How would you compute the limit $\lim_{x\to\infty} \left(\frac{1}{x^x+x}\right)^{1/x}$? I understand that you would use a natural log to break up because it is an indeterminate form, but that is what is seemingly giving me trouble.
 A: We wish to evaluate the limit $ \lim_{x\to \infty}\frac{1}{\left(x^x+x\right)^{1/x}}$.  We have
$$\frac{1}{\left(x^x+x\right)^{1/x}}=\frac{1}{x\left(1+\frac{1}{x^{x-1}}\right)^{1/x}}\tag 1$$
The term in parentheses approaches $1$ since $\frac1{x^{x-1}}\to 0$ and $1/x\to 0$ as $x\to \infty$.

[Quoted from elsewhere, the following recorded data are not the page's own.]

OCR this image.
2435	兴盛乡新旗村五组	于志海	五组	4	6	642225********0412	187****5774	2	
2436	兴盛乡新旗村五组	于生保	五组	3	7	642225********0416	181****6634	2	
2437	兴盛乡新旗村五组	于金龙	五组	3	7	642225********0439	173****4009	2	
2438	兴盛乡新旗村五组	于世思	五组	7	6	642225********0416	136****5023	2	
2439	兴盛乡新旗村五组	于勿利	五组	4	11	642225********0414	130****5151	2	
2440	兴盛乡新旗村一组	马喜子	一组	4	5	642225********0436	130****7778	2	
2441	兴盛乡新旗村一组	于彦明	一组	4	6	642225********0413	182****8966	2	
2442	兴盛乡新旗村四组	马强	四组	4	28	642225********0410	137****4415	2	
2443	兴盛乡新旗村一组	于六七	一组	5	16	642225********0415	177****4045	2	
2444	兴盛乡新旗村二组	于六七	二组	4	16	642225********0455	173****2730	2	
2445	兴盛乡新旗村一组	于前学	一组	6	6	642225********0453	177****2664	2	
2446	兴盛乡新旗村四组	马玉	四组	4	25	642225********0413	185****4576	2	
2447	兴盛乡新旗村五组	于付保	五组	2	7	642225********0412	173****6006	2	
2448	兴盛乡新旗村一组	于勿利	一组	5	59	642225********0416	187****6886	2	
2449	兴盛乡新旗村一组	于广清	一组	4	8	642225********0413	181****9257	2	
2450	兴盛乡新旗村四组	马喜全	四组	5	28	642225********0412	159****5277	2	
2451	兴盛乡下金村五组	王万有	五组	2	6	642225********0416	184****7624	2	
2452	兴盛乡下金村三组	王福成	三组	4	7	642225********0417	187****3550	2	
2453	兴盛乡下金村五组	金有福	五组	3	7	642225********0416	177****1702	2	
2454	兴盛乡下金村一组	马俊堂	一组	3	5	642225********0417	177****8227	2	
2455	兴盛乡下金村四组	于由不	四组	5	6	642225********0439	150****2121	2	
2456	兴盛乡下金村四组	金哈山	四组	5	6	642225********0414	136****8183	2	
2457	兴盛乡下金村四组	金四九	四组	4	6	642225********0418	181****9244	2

Therefore, the limit of interest is $0$.
A: Note that
$$0< \left (\frac{1}{x^x+x}\right)^{1/x} < \left (\frac{1}{x^x}\right)^{1/x} = \frac{1}{x}.$$
Since $1/x \to 0,$ the squeeze theorem shows the limit of interest is $0.$
A: If you want to use logarithms, consider $$A=\left(\frac{1}{x^x+x}\right)^{1/x}\implies \log(A)=\frac1x\,\log\left(\frac{1}{x^x+x}\right)=-\frac1x\,\log\left({x^x+x}\right)$$ Now, write $$x^x+x=x^x\left(1+\frac 1{x^{x-1}}\right)$$ $$\log\left({x^x+x}\right)=\log(x^x)+\log\left(1+\frac 1{x^{x-1}}\right)=x\log(x)+\log\left(1+\frac 1{x^{x-1}}\right)$$ Since $x$ is large $$\log\left(1+\frac 1{x^{x-1}}\right)\sim \frac 1{x^{x-1}}$$ All of that make $$\log(A)\sim-\log(x)-\frac 1{x^{x}}\sim -\log(x)\implies A\sim \frac 1x$$ For $x=10$, using my pocket calculator $A=0.099999999990000000005$